I actually, officially dove back into revisions! I finished revising the final confrontation scene. I’m definitely not that far in the WIP, but when inspiration strikes…
I spent half of this week just rereading the last full draft of my WIP to make sure I hadn’t left anything crucial out. It had also been a while since I read it and I needed a refresher.
Good news, I’m still really in love with this story and the characters. Re-reading this draft made me really excited to dive back into revisions.
I had hoped to do more revising than I was able to before this post goes live, but it’s not quantity that matters, just that I actually started.
I’m pretty sure I talked about this in last month’s update, or a previous update, but I haven’t really been writing much. Outside of few short scenes when Shiny New Ideas present themselves, I’ve not felt inspired. I haven’t really been inspired to be proactive in my writing since December of last year. I’ll get urges to write, but then won’t. The drive is there, but the follow through is severely lacking. As you may know, I had to put my dog down in December, and that took a huge emotional toll on me, I still think it has an emotional toll on me. Grief is weird and some days I feel fine and other days not so much.
I don’t want to say Oh I’m getting over it, because I’ll always be affected. And then there is this fear that I’m going to have to say goodbye to my Aunt’s dog sooner than any of us thought we would.
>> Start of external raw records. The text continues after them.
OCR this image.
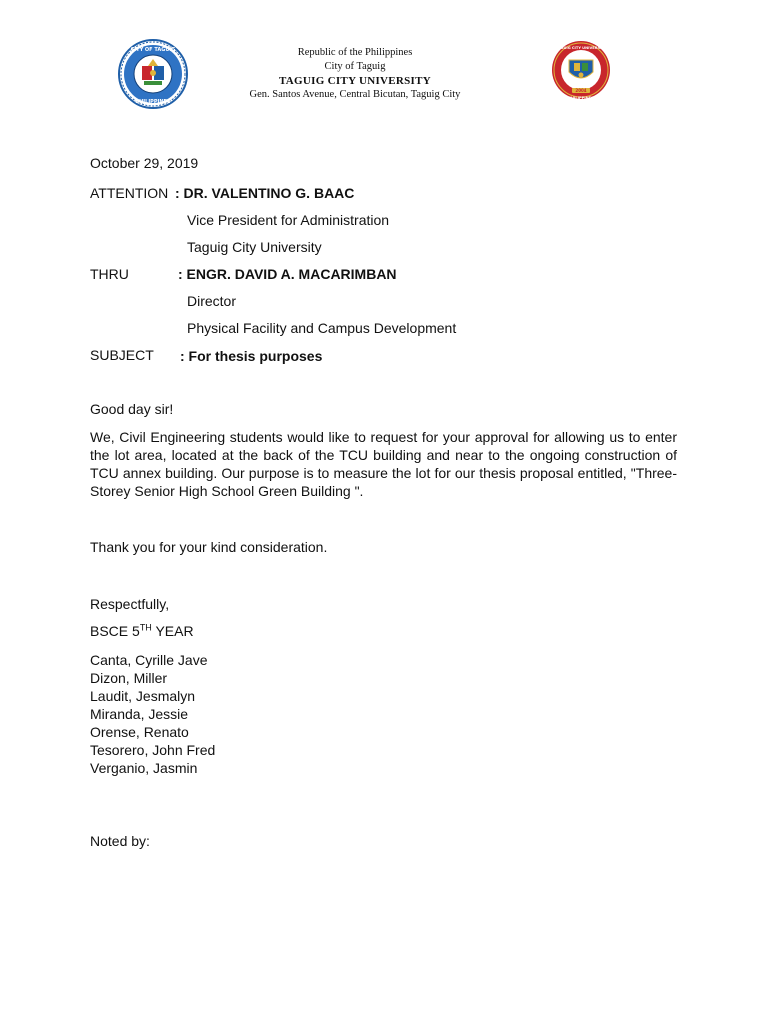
CITY OF TAGUIG
PHILIPPINES
Republic of the Philippines
City of Taguig
TAGUIG CITY UNIVERSITY
Gen. Santos Avenue, Central Bicutan, Taguig City	2004
TAGUIG CITY UNIVERSITY
PHILIPPINES
October 29, 2019
ATTENTION : DR. VALENTINO G. BAAC
Vice President for Administration
Taguig City University
THRU	: ENGR. DAVID A. MACARIMBAN
Director
Physical Facility and Campus Development
SUBJECT : For thesis purposes
Good day sir!
We, Civil Engineering students would like to request for your approval for allowing us to enter the lot area, located at the back of the TCU building and near to the ongoing construction of TCU annex building. Our purpose is to measure the lot for our thesis proposal entitled, "Three-Storey Senior High School Green Building ".
Thank you for your kind consideration.
Respectfully,
BSCE 5TH YEAR
Canta, Cyrille Jave
Dizon, Miller
Laudit, Jesmalyn
Miranda, Jessie
Orense, Renato
Tesorero, John Fred
Verganio, Jasmin
Noted by:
You might be wondering why I’m upset about my Aunt’s dog – I fully believe that as much as we choose our pets, they choose us in return. From the moment they got Jax (110lb gorgeous German Shepherd) 3 years ago, he claimed me. For whatever reason, from the first time meeting me, he claimed me. I consider him my dog as much as I did Charlie.
But basically, I’m not exactly thrilled or ready to go through that again, and I’m scared that I’m going to fall back into this pit where creativity eludes me. And there’s this guilt that I’m just using grief and lack of inspiration/drive as an excuse. Logically, I know I’m not, but illogically my brain hates me.
Sorry, that got heavier than I expected this post to get. I figured I’d sit down to write this post, congratulate myself for finally being productive and proactive and instead I write about sad things and grief.
I’m planning on revising at least 3 chapters tomorrow, but hopefully 5. I want to get back in the swing of things while the re-read is still fresh in my mind. I have roughly half the book left to revise, so if I can stay focused and on track, it really shouldn’t take me that long.
My SF WIP isn’t the only thing that I wrote/dabbled in since the last update. You know how Shiny New Ideas often happen when you’re in the shower, well…
There’s this broody, moody vampire guy occupying space in my brain. It’s a reincarnation story, where in fits of bloodthirsty rage, he constantly kills his soulmate and has to wait for her to come back.
I had this vivid idea of how the opening of the story would happen, so I wrote it. I spent the whole time getting dressed after my shower repeating lines so I wouldn’t forget them. I don’t have much more in the way of actually plot for this story, so who know if it will ever go anywhere, but this vampire hasn’t left my mind yet. And I totally blame the resurgence of vamps in YA for my desire to write one.
This Writing Update took a turn I wasn’t expecting, but I’m thrilled that I’ve finally gotten back into my WIP. I missed it. Hopefully your writing exploits are going better than mine!